Schweinfurthin A was discovered by the NCI natural products initiative (Thornburg et al., 2018) to identify compounds with distinctive NCI-60 activity profiles indicative of novel targets (via COMPARE analysis; Paull et al., 1989). Its wide activity range with notable potency in leukemia and CNS lines (<10 nmol/L) motivated the synthesis of a series of derivatives (Kodet et al., 2014). Because the development of schweinfuthins has been hampered by limited understanding of their molecular pharmacology, we tested Schweinfurthin A and 5’-methylschweinfurthin G (NSC 746620) in the GDSC panel and applied the various features of CellMinerCDB to reveal the molecular pathways for response. After confirming that the activities of both compounds were highly correlated (R = 0.87, p = 8.8 × 10−182, N = 585, Figure 6A), we explored the genomic correlates with activity for the ≈700 GDSC cell lines tested. The CellMinerCDB Univariate Analysis tool (“Compare Patterns” tab) indicates that the leading molecular correlate (by lowest p value) of schweinfurthin activity is the expression of PLEKHO1, a negative regulator of phosphatidylinositol 3-kinase (PI3K)/AKT signaling (R = 0.47, p = 1.95 × 10−33, N = 582) (Tokuda et al., 2007). This result is consistent with a recent study showing that schweinfurthins inhibit mammalian target of rapamycin (mTOR)/AKT signaling by interfering with trans-Golgi network (TGN) trafficking (Bao et al., 2015). In particular, schweinfurthins bind to oxysterol-binding proteins, which regulate TGN trafficking (Burgett et al., 2011, Mesmin et al., 2017), thereby arresting lipid-raft-mediated PI3K activation and functional mTOR/RheB complex formation.

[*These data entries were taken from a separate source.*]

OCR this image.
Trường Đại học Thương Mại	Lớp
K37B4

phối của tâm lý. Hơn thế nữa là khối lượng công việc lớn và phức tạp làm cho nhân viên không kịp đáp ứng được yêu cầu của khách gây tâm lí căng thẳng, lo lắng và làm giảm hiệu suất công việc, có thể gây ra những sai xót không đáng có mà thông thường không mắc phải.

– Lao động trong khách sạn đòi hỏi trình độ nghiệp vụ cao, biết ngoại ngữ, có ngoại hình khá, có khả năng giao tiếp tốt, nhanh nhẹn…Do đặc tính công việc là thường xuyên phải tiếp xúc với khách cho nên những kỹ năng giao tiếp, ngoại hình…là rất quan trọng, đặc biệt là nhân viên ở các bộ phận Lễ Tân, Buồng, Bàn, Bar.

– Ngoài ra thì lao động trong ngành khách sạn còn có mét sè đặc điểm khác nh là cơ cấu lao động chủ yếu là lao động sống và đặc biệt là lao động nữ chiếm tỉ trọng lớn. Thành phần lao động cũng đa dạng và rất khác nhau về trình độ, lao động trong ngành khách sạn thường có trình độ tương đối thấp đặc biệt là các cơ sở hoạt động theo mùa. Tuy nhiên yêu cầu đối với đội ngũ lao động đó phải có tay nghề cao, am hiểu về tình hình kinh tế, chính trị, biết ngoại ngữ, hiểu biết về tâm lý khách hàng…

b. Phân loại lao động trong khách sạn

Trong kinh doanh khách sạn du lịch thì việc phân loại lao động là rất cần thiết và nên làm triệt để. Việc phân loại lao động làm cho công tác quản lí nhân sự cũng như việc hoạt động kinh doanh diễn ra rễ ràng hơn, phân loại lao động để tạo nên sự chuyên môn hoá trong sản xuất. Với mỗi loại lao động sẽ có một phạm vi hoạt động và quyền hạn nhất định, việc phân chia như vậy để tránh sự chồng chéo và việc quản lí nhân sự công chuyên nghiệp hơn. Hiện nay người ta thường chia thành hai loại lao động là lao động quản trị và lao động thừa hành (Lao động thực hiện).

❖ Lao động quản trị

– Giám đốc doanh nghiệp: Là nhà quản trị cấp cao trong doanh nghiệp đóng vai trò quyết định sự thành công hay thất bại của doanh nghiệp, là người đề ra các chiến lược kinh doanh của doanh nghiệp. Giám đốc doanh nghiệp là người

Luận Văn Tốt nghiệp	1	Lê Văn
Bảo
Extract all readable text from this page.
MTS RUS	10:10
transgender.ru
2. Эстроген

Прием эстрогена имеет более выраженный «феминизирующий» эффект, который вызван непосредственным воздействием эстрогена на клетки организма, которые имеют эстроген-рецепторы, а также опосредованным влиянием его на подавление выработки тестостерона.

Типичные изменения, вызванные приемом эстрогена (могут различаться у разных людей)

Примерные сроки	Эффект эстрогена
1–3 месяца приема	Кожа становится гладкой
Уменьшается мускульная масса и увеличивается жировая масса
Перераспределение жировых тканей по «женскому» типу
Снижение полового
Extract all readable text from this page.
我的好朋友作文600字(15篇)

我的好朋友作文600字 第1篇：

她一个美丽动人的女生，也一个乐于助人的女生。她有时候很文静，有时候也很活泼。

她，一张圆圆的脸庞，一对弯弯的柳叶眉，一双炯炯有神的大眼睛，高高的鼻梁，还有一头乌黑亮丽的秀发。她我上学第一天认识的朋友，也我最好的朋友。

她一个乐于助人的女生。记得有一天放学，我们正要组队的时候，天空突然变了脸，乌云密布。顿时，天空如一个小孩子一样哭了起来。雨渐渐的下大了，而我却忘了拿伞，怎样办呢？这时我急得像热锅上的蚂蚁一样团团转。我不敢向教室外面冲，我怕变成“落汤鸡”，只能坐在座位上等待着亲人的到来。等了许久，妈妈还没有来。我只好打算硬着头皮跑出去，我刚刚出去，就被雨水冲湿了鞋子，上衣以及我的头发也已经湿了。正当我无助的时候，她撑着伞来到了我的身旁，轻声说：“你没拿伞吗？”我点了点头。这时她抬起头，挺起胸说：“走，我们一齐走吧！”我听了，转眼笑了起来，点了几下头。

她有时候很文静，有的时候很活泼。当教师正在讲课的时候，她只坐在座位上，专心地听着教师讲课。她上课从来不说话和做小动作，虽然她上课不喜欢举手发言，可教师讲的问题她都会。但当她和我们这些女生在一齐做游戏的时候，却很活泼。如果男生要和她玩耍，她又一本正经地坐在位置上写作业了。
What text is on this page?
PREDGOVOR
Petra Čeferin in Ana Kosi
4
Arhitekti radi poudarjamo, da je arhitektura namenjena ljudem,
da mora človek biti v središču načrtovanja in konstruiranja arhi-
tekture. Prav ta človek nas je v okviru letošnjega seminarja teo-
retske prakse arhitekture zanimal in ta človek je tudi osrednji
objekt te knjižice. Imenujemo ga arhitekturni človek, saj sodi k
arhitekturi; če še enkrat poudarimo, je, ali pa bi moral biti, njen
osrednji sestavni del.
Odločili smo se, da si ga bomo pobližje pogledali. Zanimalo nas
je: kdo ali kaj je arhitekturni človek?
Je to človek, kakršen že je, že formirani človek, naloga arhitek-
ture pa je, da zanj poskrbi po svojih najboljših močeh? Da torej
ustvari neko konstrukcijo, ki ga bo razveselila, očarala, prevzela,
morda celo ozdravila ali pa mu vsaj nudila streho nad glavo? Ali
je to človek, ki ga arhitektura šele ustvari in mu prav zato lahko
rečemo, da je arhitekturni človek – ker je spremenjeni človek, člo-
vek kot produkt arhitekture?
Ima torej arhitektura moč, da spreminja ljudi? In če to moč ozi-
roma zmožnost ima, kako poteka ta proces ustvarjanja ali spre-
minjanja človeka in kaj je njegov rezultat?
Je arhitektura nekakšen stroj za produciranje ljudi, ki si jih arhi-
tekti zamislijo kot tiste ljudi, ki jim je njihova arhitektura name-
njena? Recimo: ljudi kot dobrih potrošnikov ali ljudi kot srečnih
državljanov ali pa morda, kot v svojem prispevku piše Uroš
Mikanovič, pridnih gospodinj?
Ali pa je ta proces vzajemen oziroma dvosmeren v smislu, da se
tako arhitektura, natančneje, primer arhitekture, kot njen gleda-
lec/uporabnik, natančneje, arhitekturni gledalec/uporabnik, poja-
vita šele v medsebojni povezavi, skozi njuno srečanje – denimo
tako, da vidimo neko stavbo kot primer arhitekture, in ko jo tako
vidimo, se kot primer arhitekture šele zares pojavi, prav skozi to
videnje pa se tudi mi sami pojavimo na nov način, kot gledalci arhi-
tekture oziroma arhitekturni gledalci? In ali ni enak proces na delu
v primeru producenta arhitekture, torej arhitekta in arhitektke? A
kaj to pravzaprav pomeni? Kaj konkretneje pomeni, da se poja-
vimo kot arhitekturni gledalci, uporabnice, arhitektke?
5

Next, using the multivariate analysis feature of CellMinerCDB (“Regression Models” tab; https://discover.nci.nih.gov/cellminercdb/), we developed a linear predictive model for schweinfurthin response integrating the expressions of PLEKHO1, THEM4, a positive regulator of AKT signaling (Liu et al., 2013), and the genes encoding the oxysterol-binding protein family members OSBP, OSBPL3, and OSBP10 (Figures 6C and 6D). Increased expression of the oxysterol-binding protein family members conceivably sustains TGN trafficking and PI3K/AKT signaling, in keeping with their negative regression coefficient weights as resistance determinants in the model. The negative weighting of THEM4 expression and positive weighting of PLEKHO1 expression are similarly consistent with their respective roles in activating and suppressing PI3K/AKT signaling. These analyses give molecular insight into the cholesterol trafficking and intracellular membrane pathways as the targets of schweinfurthins and open new opportunities for testing the potential activity of schweinfurthins with genomic and molecular signatures.

Relating EMT Status with Gene Expression to Identify LIX1L Expression and Schweinfurthin Activity in Mesenchymal Cells

EMT is a fundamental process in development, wound healing, and cancer progression, characterized by the loss of cell-cell adhesion and the acquisition of motile and invasive properties (Figure 7A) (Kalluri and Weinberg, 2009, Lamouille et al., 2014). EMT is driven by dominant transcription factors, including ZEB1/2, SNAI1/2, and TWIST1/2, and is reversible through a continuum of states from epithelial to mesenchymal. These attributes have motivated the development of gene-expression-based EMT signatures to identify cell line state and understand drug resistance.

Figure 7.

Figure 7

Relating Epithelial Mesenchymal Transition (EMT) Status with Gene Expression to Identify LIX1L as a Novel EMT Gene

(A) A 37-gene EMT signature developed in (Kohn et al., 2014) was used to derive a numerical index of EMT status as a weighted sum of cell-line-specific EMT gene expression values (see Transparent Methods for details). Epithelial and mesenchymal statuses are associated with positive and negative index values, respectively.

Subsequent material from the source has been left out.